RCEP can promote foreign direct investment (FDI) by: a) improving market access (e.g., via removal of conditional performance requirements), b) granting most-favoured nation (MFN) treatment to RCEP members and c) strengthening the intellectual property rights framework. RCEP facilitates intra-regional trade by lowering transaction costs, which will encourage companies to source more inputs and produce more within RCEP. Costs are lowered as a result of eliminating most tariffs, simplifying customs procedures and establishing a common Rule of Origin (ROO). Despite China’s scale and scope as a production base, lower barriers to trade could increase ASEAN’s attractiveness as an alternative production hub for exports, given the latter’s lower costs and continued tension between the US and China. Based on the Peterson Institute for International Economics’ estimates, the APAC region could see its annual exports in 2030 increase by $500 billion, with larger gains for China ($244 billion), Japan ($133 billion) and Korea ($64 billion)—considering that these economies make up 80% of RCEP’s GDP, and are not joint members of any other foreign trade associations (FTAs).

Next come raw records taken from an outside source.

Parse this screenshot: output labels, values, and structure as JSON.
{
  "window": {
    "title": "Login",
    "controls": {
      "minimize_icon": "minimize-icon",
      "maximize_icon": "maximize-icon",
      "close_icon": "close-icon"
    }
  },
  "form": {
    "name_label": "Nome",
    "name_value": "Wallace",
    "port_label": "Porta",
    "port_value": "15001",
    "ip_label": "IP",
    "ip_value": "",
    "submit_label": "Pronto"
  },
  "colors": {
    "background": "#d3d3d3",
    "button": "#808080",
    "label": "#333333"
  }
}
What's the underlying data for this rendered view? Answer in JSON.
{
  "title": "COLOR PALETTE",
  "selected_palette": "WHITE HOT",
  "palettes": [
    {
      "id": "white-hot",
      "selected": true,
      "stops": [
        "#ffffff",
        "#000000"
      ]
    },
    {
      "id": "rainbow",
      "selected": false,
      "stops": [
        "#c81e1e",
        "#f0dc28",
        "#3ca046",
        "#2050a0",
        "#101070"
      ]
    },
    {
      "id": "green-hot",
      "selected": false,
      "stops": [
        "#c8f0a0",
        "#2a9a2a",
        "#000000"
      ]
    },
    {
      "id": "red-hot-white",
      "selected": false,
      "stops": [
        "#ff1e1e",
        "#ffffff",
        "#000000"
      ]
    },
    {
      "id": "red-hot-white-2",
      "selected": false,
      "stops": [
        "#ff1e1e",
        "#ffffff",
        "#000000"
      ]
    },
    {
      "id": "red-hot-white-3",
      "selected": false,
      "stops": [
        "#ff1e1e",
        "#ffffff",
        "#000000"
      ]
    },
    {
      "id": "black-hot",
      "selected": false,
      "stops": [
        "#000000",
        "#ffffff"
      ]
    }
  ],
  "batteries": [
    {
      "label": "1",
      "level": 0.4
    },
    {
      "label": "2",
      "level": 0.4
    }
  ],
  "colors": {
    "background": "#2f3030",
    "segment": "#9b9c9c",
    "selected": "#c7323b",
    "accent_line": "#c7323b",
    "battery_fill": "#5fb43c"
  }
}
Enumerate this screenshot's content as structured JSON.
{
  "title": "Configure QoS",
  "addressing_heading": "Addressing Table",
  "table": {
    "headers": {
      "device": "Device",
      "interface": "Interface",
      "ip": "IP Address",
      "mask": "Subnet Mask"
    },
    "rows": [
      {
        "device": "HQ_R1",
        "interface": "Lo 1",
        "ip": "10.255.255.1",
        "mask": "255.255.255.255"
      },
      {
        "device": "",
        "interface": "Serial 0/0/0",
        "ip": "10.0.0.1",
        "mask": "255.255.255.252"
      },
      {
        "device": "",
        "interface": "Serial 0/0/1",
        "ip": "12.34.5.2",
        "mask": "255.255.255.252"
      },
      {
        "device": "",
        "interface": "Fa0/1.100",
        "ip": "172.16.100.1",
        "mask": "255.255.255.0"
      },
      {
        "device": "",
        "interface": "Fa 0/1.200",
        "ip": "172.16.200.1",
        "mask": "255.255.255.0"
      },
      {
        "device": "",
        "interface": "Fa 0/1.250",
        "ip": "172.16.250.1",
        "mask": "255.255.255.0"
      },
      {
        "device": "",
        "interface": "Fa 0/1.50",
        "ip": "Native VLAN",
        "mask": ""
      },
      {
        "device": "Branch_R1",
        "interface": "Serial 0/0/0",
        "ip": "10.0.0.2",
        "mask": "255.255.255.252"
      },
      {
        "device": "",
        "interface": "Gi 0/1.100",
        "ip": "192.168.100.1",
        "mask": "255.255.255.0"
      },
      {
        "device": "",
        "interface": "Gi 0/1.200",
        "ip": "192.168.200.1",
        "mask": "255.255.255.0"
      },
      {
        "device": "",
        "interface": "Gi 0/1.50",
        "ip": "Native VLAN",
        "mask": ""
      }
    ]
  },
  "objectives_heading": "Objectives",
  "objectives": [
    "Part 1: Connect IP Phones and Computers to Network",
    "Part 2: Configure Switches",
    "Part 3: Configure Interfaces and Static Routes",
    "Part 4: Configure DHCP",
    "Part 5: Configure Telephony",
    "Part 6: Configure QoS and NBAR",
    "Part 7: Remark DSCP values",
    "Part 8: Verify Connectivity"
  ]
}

RCEP Gains Could Be Complemented by Domestic Reforms That Reduce Barriers to FDI
Indonesia’s Omnibus Law is a prime example of how gains from RCEP could be complemented at the national level by domestic reforms that reduce barriers to FDI. Broadly, the law aims to reduce policy uncertainties, improve the business environment (e.g., by simplifying licensing requirements), and provide regulatory frameworks for investments into new industries. The Omnibus Law could complement RCEP in reducing non-tariff measures and increasing the export-orientation of Indonesia’s manufacturing sector. Opening up the economy to more export-oriented FDI would not only sustain higher than 5% domestic demand growth, it would improve Indonesia’s low global value chain (GVC) integration and reduce structural vulnerability to periodic balance of payment (BOP) crises. That said, in the early stages, this would require greater policymaker acceptance of intermediate imports necessary for the production of exports, as opposed to pushing for greater import substitutions.
Investment Implications
Western Asset’s Asia Investment Team uses these insights on Asia’s supply chain shifts to help plot the longer-term economic trajectory of the region’s heterogenous economies to optimize our investment decisions. The developments highlighted here strengthen our belief that the region as a whole is likely to maintain its edge in the global supply networks, both in terms of costs and also through its available infrastructure. Importantly, trade pacts and supply chain shifts should not be seen as a zero-sum game but may be a mutually beneficial development for the region (e.g., a lower cost of production and higher quality products).